Dirty Filthy Art

Studio 54, CBGB, seedy 42nd street, burned down buildings, disco, punk, Andy Warhol and the emergence of hip-hop all characterize New York’s past. The city’s gritty past has always fascinated. My mom told me stories of visiting the city in the 70’s.

She told me of seeing freaky people on the subway, burnt cars lining the streets of the South Bronx and the smell of garbage rotting. Instead of turning me off from New York, she managed to develop my fascination with the city.

The New York, I called home was very different from the decadent decay of the 70’s. Cupcake shops, a slew of Marc Jacobs shops and family friendly Times Square were more of a main stay. Therefore, I always looked for New York’s edge. One ghost of Manhattan past, which is still around is graffiti art.

When I walk anywhere from Nolita to the East Village, I keep my eyes open to graffiti. Nowadays, there’s less edgy graffiti. There is almost mural art, which randomly shows up in buildings from the Bowery to Layfette Street. It marks today’s interpretation of graffiti art.

Authentic graffiti art often shows up in the doors of tenement buildings in the Lower East Side. I never really understand the writing, but the flamboyant letter fonts and sketching represent urban edge in the midst of gentrification. The most fun and unexpected place to see graffiti art is in bathrooms.

At bars and coffee shops, which line Ludlow Street, the bathrooms feature art on the walls. It is both an obscenity for the eyes (i.e. lots of penis drawings) and magical art. I sometimes, take longer in the bathroom just to observe art on the wall. It’s my own private modern art museum without the high-ticket prices.

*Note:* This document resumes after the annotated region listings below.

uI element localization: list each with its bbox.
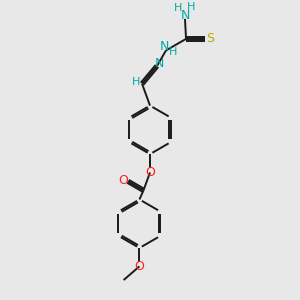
Text: N: N [160, 40, 170, 53]
Text: H: H [187, 2, 195, 12]
Text: H: H [169, 46, 177, 56]
Text: S: S [206, 32, 214, 45]
Text: H: H [174, 3, 182, 13]
Text: H: H [132, 77, 140, 87]
Text: O: O [118, 174, 128, 187]
Text: N: N [154, 57, 164, 70]
Text: O: O [134, 260, 144, 273]
Text: N: N [180, 9, 190, 22]
Text: O: O [145, 166, 155, 179]
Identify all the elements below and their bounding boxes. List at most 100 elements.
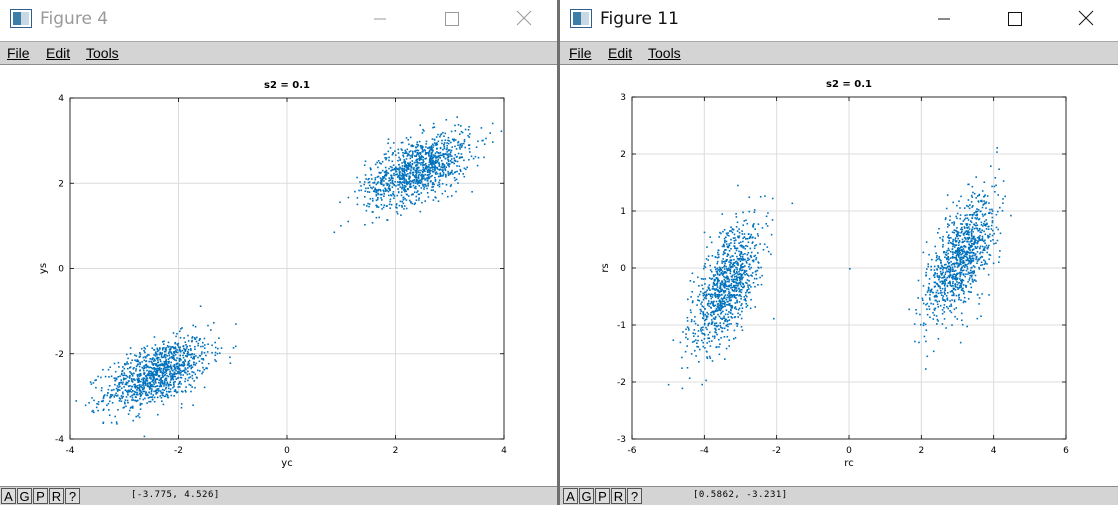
data-point	[753, 277, 756, 280]
data-point	[727, 313, 729, 316]
pan-button[interactable]: P	[33, 488, 48, 504]
data-point	[922, 324, 925, 327]
data-point	[413, 191, 416, 193]
data-point	[174, 366, 176, 369]
autoscale-button[interactable]: A	[563, 488, 578, 504]
data-point	[410, 145, 413, 147]
pan-button[interactable]: P	[595, 488, 610, 504]
data-point	[155, 351, 157, 353]
data-point	[734, 302, 736, 304]
data-point	[457, 141, 459, 144]
close-icon[interactable]	[512, 9, 536, 29]
data-point	[728, 261, 730, 263]
data-point	[412, 179, 414, 182]
autoscale-button[interactable]: A	[1, 488, 16, 504]
plot-area[interactable]: s2 = 0.1 -4 -2 0 2 4 -4 -2 0 2 4 yc ys	[0, 66, 557, 486]
data-point	[414, 155, 416, 157]
rotate-button[interactable]: R	[49, 488, 64, 504]
data-point	[144, 364, 147, 366]
data-point	[187, 334, 189, 337]
data-point	[155, 370, 157, 373]
data-point	[729, 265, 731, 268]
data-point	[928, 305, 930, 308]
data-point	[161, 362, 163, 365]
data-point	[998, 256, 1001, 258]
data-point	[731, 255, 733, 257]
data-point	[427, 178, 430, 180]
data-point	[714, 296, 717, 298]
data-point	[942, 235, 944, 238]
plot-area[interactable]: s2 = 0.1 -6 -4 -2 0 2 4 6 -3 -2 -1 0 1 2 3 rc rs	[560, 66, 1118, 486]
data-point	[152, 374, 155, 376]
data-point	[411, 193, 413, 196]
minimize-icon[interactable]	[932, 9, 956, 29]
data-point	[115, 421, 118, 423]
data-point	[153, 377, 155, 380]
help-button[interactable]: ?	[65, 488, 80, 504]
data-point	[988, 212, 991, 215]
data-point	[954, 252, 957, 254]
data-point	[385, 169, 388, 172]
data-point	[89, 381, 92, 383]
menu-tools[interactable]: Tools	[86, 45, 119, 61]
rotate-button[interactable]: R	[611, 488, 626, 504]
y-tick-label: 3	[620, 93, 626, 103]
data-point	[959, 278, 961, 280]
minimize-icon[interactable]	[368, 9, 392, 29]
data-point	[711, 288, 714, 290]
data-point	[156, 365, 159, 368]
menu-file[interactable]: File	[569, 45, 592, 61]
data-point	[150, 376, 152, 379]
data-point	[956, 235, 958, 237]
title-bar[interactable]: Figure 4	[0, 0, 557, 41]
help-button[interactable]: ?	[627, 488, 642, 504]
menu-tools[interactable]: Tools	[648, 45, 681, 61]
data-point	[427, 147, 429, 149]
data-point	[956, 204, 958, 207]
data-point	[420, 181, 423, 183]
data-point	[1001, 210, 1004, 212]
data-point	[462, 173, 464, 175]
data-point	[392, 182, 394, 185]
data-point	[965, 238, 967, 240]
data-point	[938, 285, 940, 287]
maximize-icon[interactable]	[440, 9, 464, 29]
grid-button[interactable]: G	[17, 488, 32, 504]
data-point	[947, 275, 950, 277]
data-point	[746, 245, 749, 248]
data-point	[746, 290, 748, 292]
data-point	[973, 279, 976, 281]
data-point	[970, 231, 972, 233]
data-point	[978, 194, 980, 196]
data-point	[978, 218, 981, 220]
data-point	[439, 175, 442, 177]
data-point	[716, 289, 719, 292]
data-point	[730, 283, 733, 285]
data-point	[948, 282, 950, 284]
data-point	[188, 373, 191, 375]
title-bar[interactable]: Figure 11	[560, 0, 1118, 41]
data-point	[381, 169, 384, 172]
data-point	[739, 268, 741, 270]
data-point	[169, 357, 171, 359]
maximize-icon[interactable]	[1003, 9, 1027, 29]
menu-edit[interactable]: Edit	[608, 45, 633, 61]
data-point	[957, 237, 959, 240]
data-point	[931, 258, 933, 261]
grid-button[interactable]: G	[579, 488, 594, 504]
close-icon[interactable]	[1074, 9, 1098, 29]
menu-edit[interactable]: Edit	[46, 45, 71, 61]
data-point	[941, 280, 944, 283]
data-point	[752, 260, 755, 263]
data-point	[726, 329, 729, 331]
data-point	[943, 307, 945, 309]
data-point	[733, 240, 736, 242]
data-point	[411, 202, 414, 205]
menu-file[interactable]: File	[7, 45, 30, 61]
data-point	[140, 347, 143, 350]
data-point	[158, 385, 161, 388]
data-point	[943, 285, 946, 287]
data-point	[454, 159, 456, 162]
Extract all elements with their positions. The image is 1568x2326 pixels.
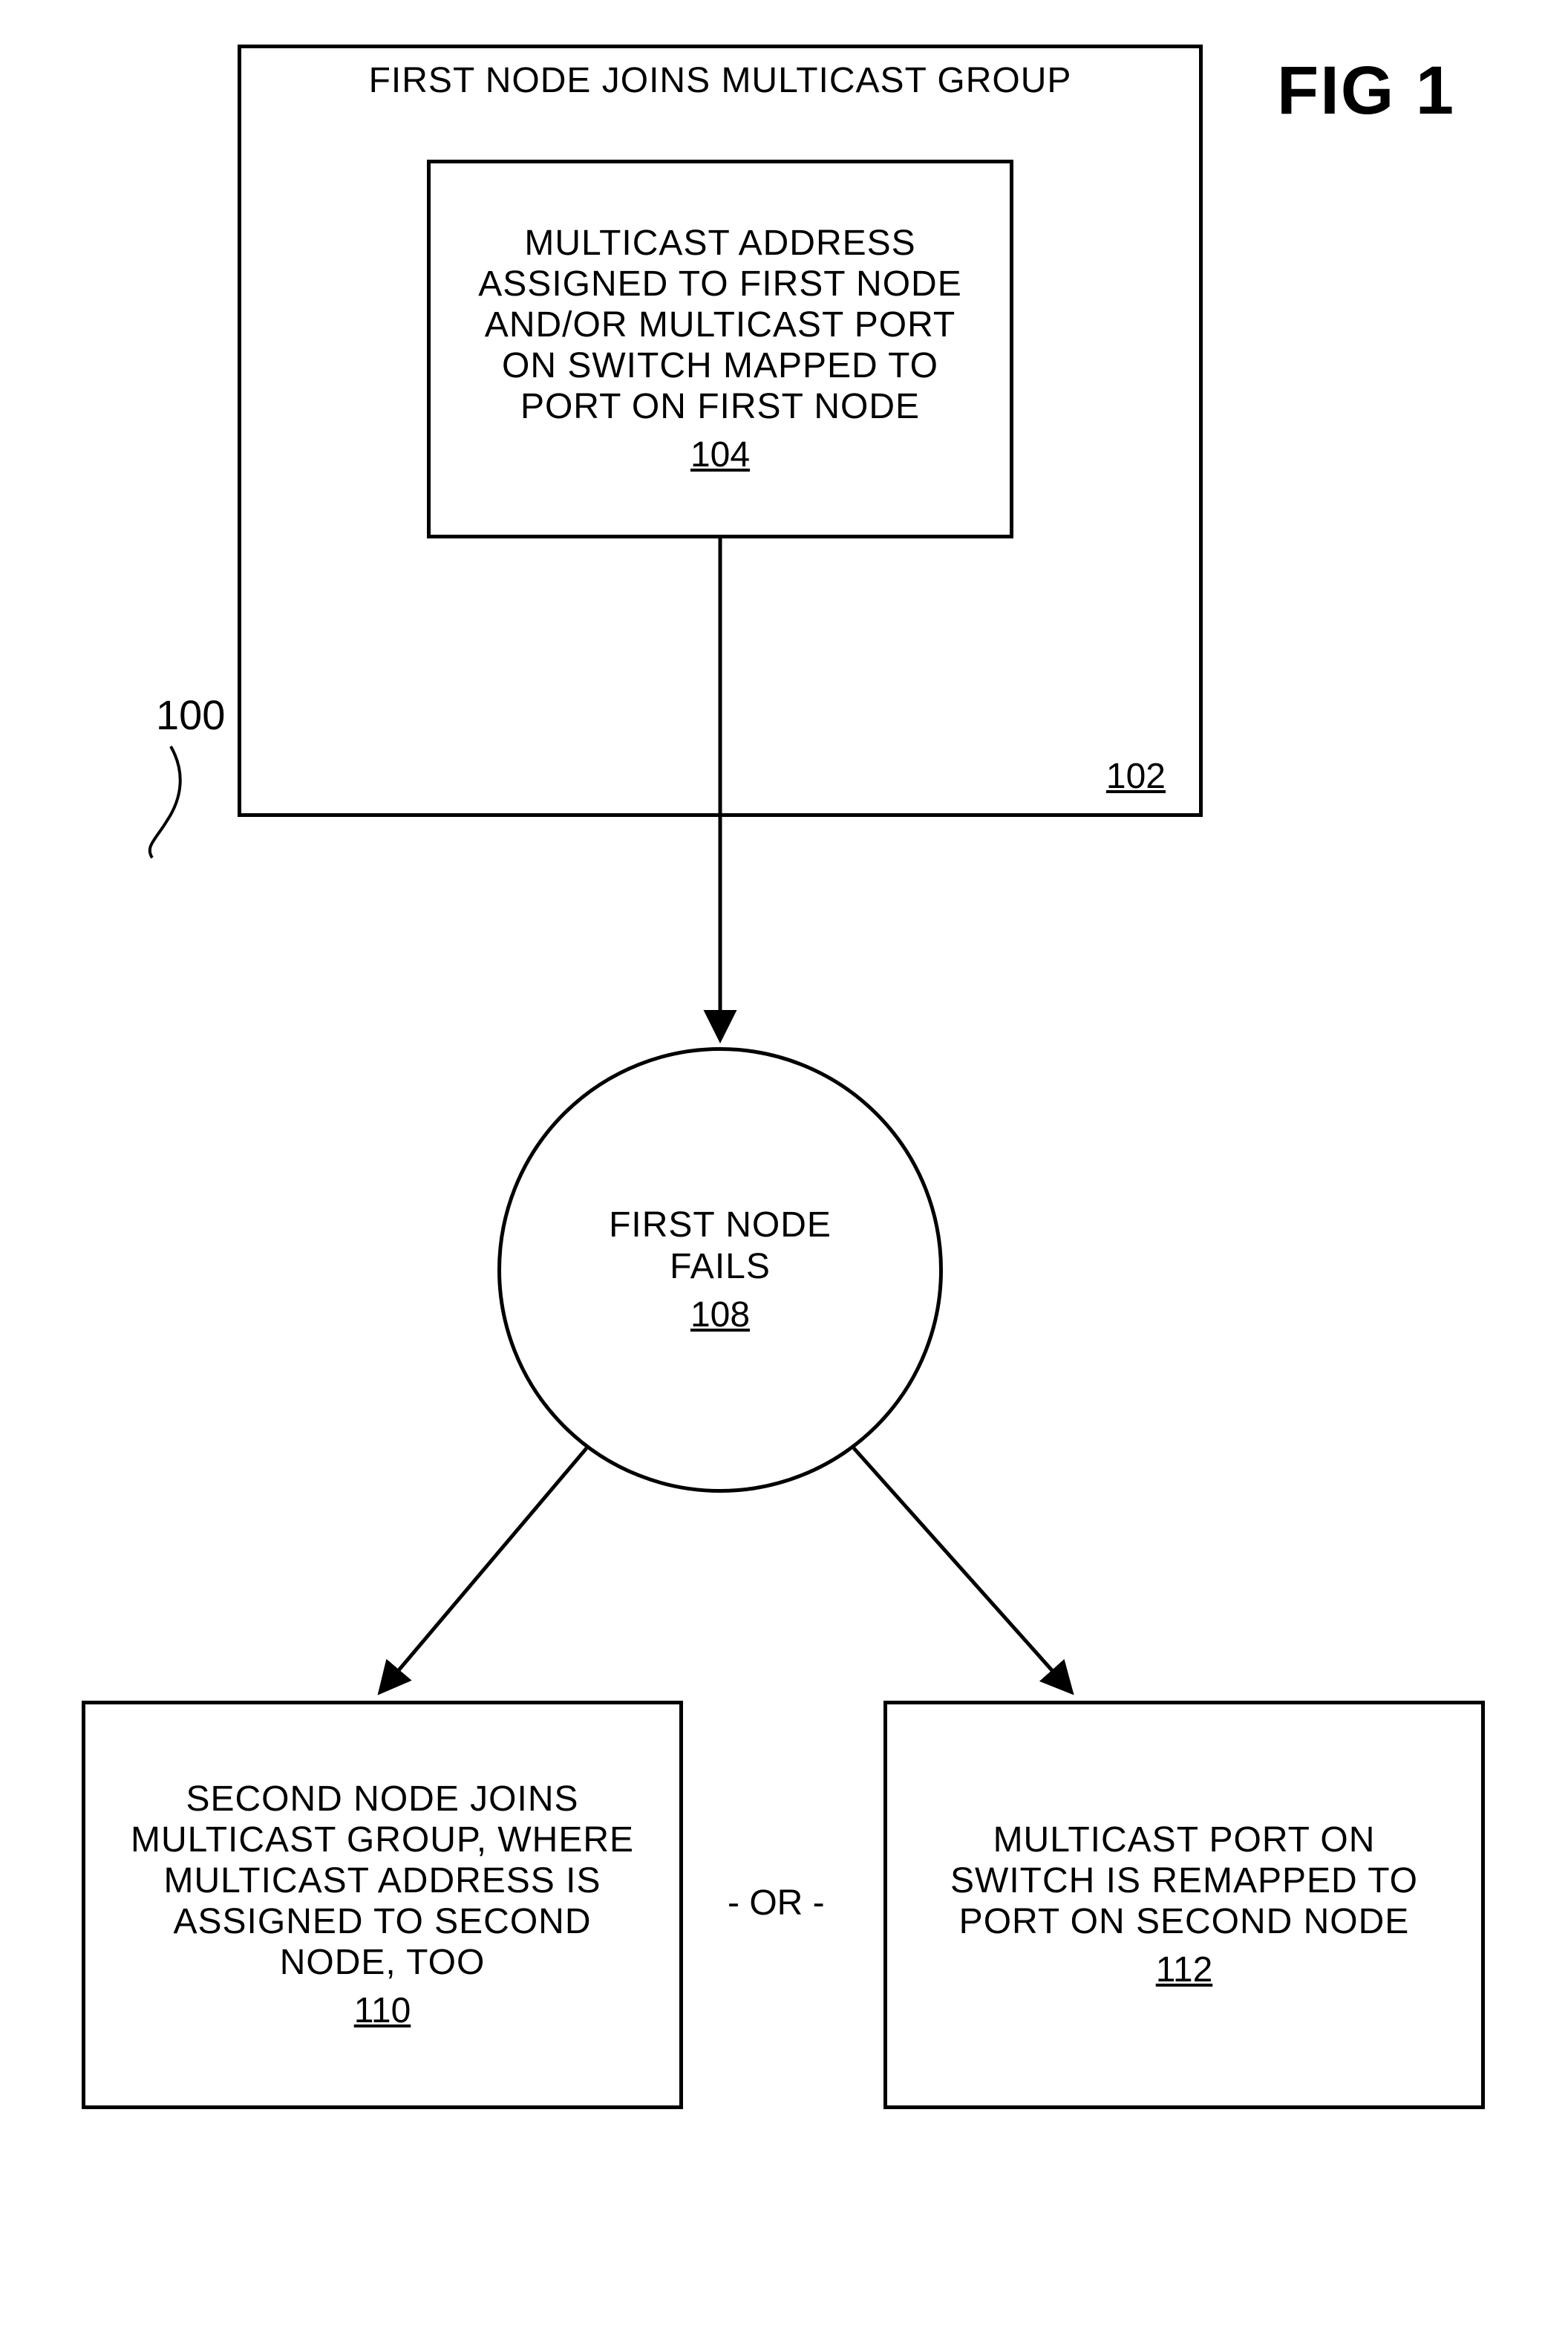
figure-label: FIG 1 bbox=[1277, 52, 1455, 130]
inner-box-ref: 104 bbox=[690, 434, 750, 475]
circle-line-0: FIRST NODE bbox=[609, 1205, 832, 1245]
arrow-circle-to-right bbox=[854, 1448, 1069, 1690]
right-line-0: MULTICAST PORT ON bbox=[993, 1820, 1376, 1860]
left-line-3: ASSIGNED TO SECOND bbox=[173, 1901, 591, 1942]
inner-line-4: PORT ON FIRST NODE bbox=[520, 386, 920, 427]
or-label: - OR - bbox=[728, 1883, 825, 1923]
figure-ref-number: 100 bbox=[156, 691, 225, 739]
inner-line-3: ON SWITCH MAPPED TO bbox=[502, 345, 938, 386]
step-assign-multicast: MULTICAST ADDRESS ASSIGNED TO FIRST NODE… bbox=[427, 160, 1013, 538]
right-line-2: PORT ON SECOND NODE bbox=[959, 1901, 1410, 1942]
event-first-node-fails: FIRST NODE FAILS 108 bbox=[497, 1047, 943, 1493]
leader-curve-100 bbox=[150, 746, 180, 858]
arrow-circle-to-left bbox=[382, 1448, 587, 1690]
left-box-ref: 110 bbox=[354, 1990, 411, 2031]
right-line-1: SWITCH IS REMAPPED TO bbox=[950, 1860, 1418, 1901]
inner-line-2: AND/OR MULTICAST PORT bbox=[485, 304, 956, 345]
step-remap-port: MULTICAST PORT ON SWITCH IS REMAPPED TO … bbox=[883, 1701, 1485, 2109]
left-line-2: MULTICAST ADDRESS IS bbox=[163, 1860, 601, 1901]
outer-box-ref: 102 bbox=[1106, 756, 1166, 797]
inner-line-1: ASSIGNED TO FIRST NODE bbox=[478, 264, 961, 304]
left-line-1: MULTICAST GROUP, WHERE bbox=[131, 1820, 634, 1860]
circle-ref: 108 bbox=[690, 1294, 750, 1335]
circle-line-1: FAILS bbox=[670, 1246, 771, 1287]
outer-box-title: FIRST NODE JOINS MULTICAST GROUP bbox=[241, 62, 1199, 101]
left-line-4: NODE, TOO bbox=[280, 1942, 486, 1983]
inner-line-0: MULTICAST ADDRESS bbox=[524, 223, 915, 264]
left-line-0: SECOND NODE JOINS bbox=[186, 1779, 578, 1820]
right-box-ref: 112 bbox=[1156, 1949, 1213, 1990]
step-second-node-joins: SECOND NODE JOINS MULTICAST GROUP, WHERE… bbox=[82, 1701, 683, 2109]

New York has less graffiti these days. Recently, the New Museum had a display of an apartment door covered in art by the most famous street artist, Keith Haring. It displayed a time when the city was low on cash, but rich in experimental art. However, mainstream New York gets, it still lures the creative types. Although gentrification maybe here to stay, the city still is an exciting place to live. It also retains an appreciation for thinking outside the box.